Fall and Sinclair were more successful in yet another trial, in which they were found not guilty of conspiracy to defraud the government, despite a previous revelation that Sinclair had “loaned” Fall an additional $71,000 in cash. Finally, on Oct. 25, 1929, a jury found Fall guilty of accepting a bribe from Doheny. Fined $100,000 and given a one-year sentence, Fall served his time in a New Mexico prison.
Teapot Dome turned out not to contain the huge oil reserves that the Bureau of Mines' Ambrose thought it would have. On Dec. 31, 1927, when the federal government shut down all operations at the naval reserve, total production only amounted to 3.55 million barrels of oil. An American Association of Petroleum Geologists Bulletin published in 1977 estimated that Sinclair’s corporation spent close to $25 million on wells, pipelines and tank farms, putting the cost per barrel at about $7. At the time, oil sold for $1.30 per barrel.
As a result of the Supreme Court decisions, the Navy regained control of Teapot Dome, as well as the other two sites. The Navy sold off most of the facilities in 1928, salvaged what was left of the steel and pipes during World War II, and auctioned off the rest, including buildings, in 1949. In 1977, the Navy transferred the 4,050-hectare Teapot reserve to the Department of Energy. Cumulative production at Teapot Dome now stands at about 30 million barrels, most of it pumped since 1976, when the Arab oil embargo led President Gerald Ford to open up the Naval Petroleum Reserves for production. In contrast, the Salt Creek fields have produced more than 685 million barrels.

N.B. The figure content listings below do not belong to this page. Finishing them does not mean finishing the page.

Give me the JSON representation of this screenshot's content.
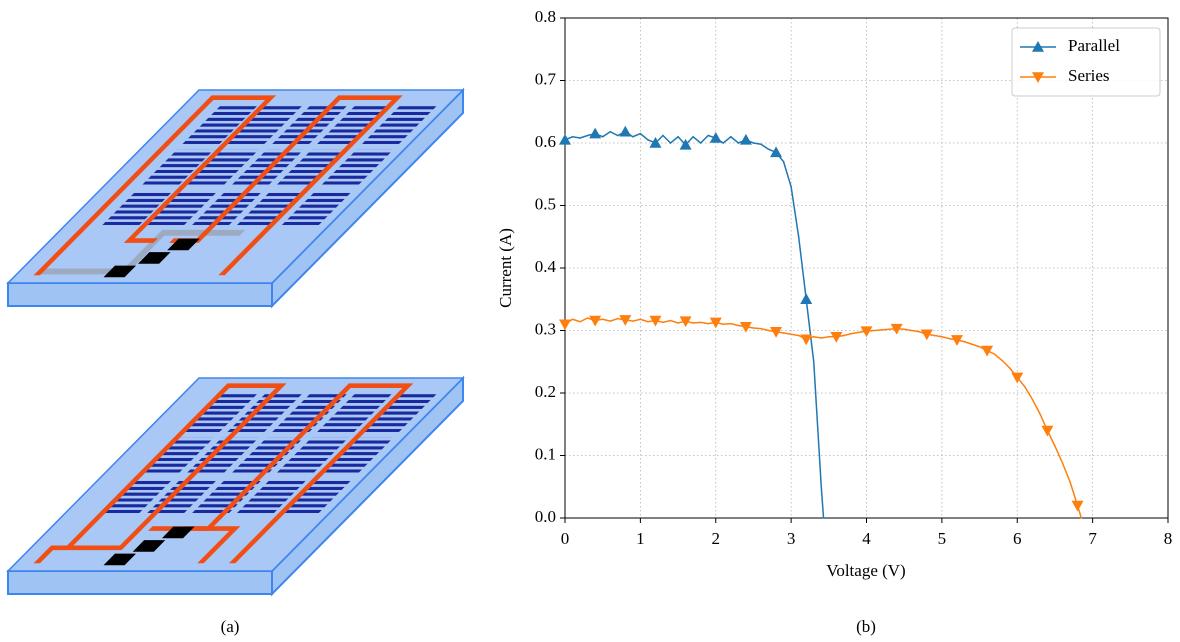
{
  "panel_labels": [
    "(a)",
    "(b)"
  ],
  "chart_data": {
    "type": "line",
    "x_label": "Voltage (V)",
    "y_label": "Current (A)",
    "xlim": [
      0,
      8
    ],
    "ylim": [
      0,
      0.8
    ],
    "xticks": [
      0,
      1,
      2,
      3,
      4,
      5,
      6,
      7,
      8
    ],
    "yticks": [
      {
        "value": 0,
        "label": "0.0"
      },
      0.1,
      0.2,
      0.3,
      0.4,
      0.5,
      0.6,
      0.7,
      0.8
    ],
    "grid": true,
    "legend": "upper right",
    "markevery": 4,
    "series": [
      {
        "name": "Parallel",
        "color": "#1f77b4",
        "marker": "triangle-up",
        "x": [
          0,
          0.1,
          0.2,
          0.3,
          0.4,
          0.5,
          0.6,
          0.7,
          0.8,
          0.9,
          1.0,
          1.1,
          1.2,
          1.3,
          1.4,
          1.5,
          1.6,
          1.7,
          1.8,
          1.9,
          2.0,
          2.1,
          2.2,
          2.3,
          2.4,
          2.5,
          2.6,
          2.7,
          2.8,
          2.9,
          3.0,
          3.1,
          3.2,
          3.3,
          3.4,
          3.43
        ],
        "values": [
          0.605,
          0.61,
          0.608,
          0.612,
          0.615,
          0.61,
          0.618,
          0.612,
          0.618,
          0.61,
          0.615,
          0.605,
          0.6,
          0.612,
          0.6,
          0.61,
          0.597,
          0.61,
          0.6,
          0.612,
          0.608,
          0.6,
          0.61,
          0.6,
          0.605,
          0.6,
          0.598,
          0.59,
          0.585,
          0.57,
          0.53,
          0.45,
          0.35,
          0.25,
          0.05,
          0
        ]
      },
      {
        "name": "Series",
        "color": "#ff7f0e",
        "marker": "triangle-down",
        "x": [
          0,
          0.1,
          0.2,
          0.3,
          0.4,
          0.5,
          0.6,
          0.7,
          0.8,
          0.9,
          1.0,
          1.1,
          1.2,
          1.3,
          1.4,
          1.5,
          1.6,
          1.7,
          1.8,
          1.9,
          2.0,
          2.1,
          2.2,
          2.3,
          2.4,
          2.5,
          2.6,
          2.7,
          2.8,
          2.9,
          3.0,
          3.1,
          3.2,
          3.3,
          3.4,
          3.5,
          3.6,
          3.7,
          3.8,
          3.9,
          4.0,
          4.1,
          4.2,
          4.3,
          4.4,
          4.5,
          4.6,
          4.7,
          4.8,
          4.9,
          5.0,
          5.1,
          5.2,
          5.3,
          5.4,
          5.5,
          5.6,
          5.7,
          5.8,
          5.9,
          6.0,
          6.1,
          6.2,
          6.3,
          6.4,
          6.5,
          6.6,
          6.7,
          6.8,
          6.85
        ],
        "values": [
          0.31,
          0.318,
          0.314,
          0.32,
          0.316,
          0.318,
          0.315,
          0.319,
          0.317,
          0.315,
          0.318,
          0.314,
          0.316,
          0.313,
          0.316,
          0.312,
          0.315,
          0.312,
          0.313,
          0.311,
          0.313,
          0.31,
          0.311,
          0.308,
          0.306,
          0.304,
          0.303,
          0.3,
          0.298,
          0.296,
          0.294,
          0.292,
          0.286,
          0.29,
          0.288,
          0.29,
          0.29,
          0.292,
          0.295,
          0.297,
          0.299,
          0.3,
          0.301,
          0.302,
          0.303,
          0.302,
          0.3,
          0.298,
          0.294,
          0.292,
          0.29,
          0.287,
          0.285,
          0.282,
          0.278,
          0.274,
          0.268,
          0.262,
          0.252,
          0.24,
          0.225,
          0.21,
          0.19,
          0.167,
          0.14,
          0.115,
          0.088,
          0.058,
          0.02,
          0
        ]
      }
    ]
  }
}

Teapot Dome got a new lease in 1993, when a joint effort by the Department of Energy, industry and academia established the Rocky Mountain Oilfield Testing Center (RMOTC). The center provides facilities for the oil and gas industry to field test new technology that will increase recovery and lower operating costs. RMOTC has produced oil there — now down to about 200 barrels per day — but the focus now is more on developing renewable energy sources. It is perhaps ironic that an area notorious for corruption has evolved into a showcase for what can happen when different interests work together for good.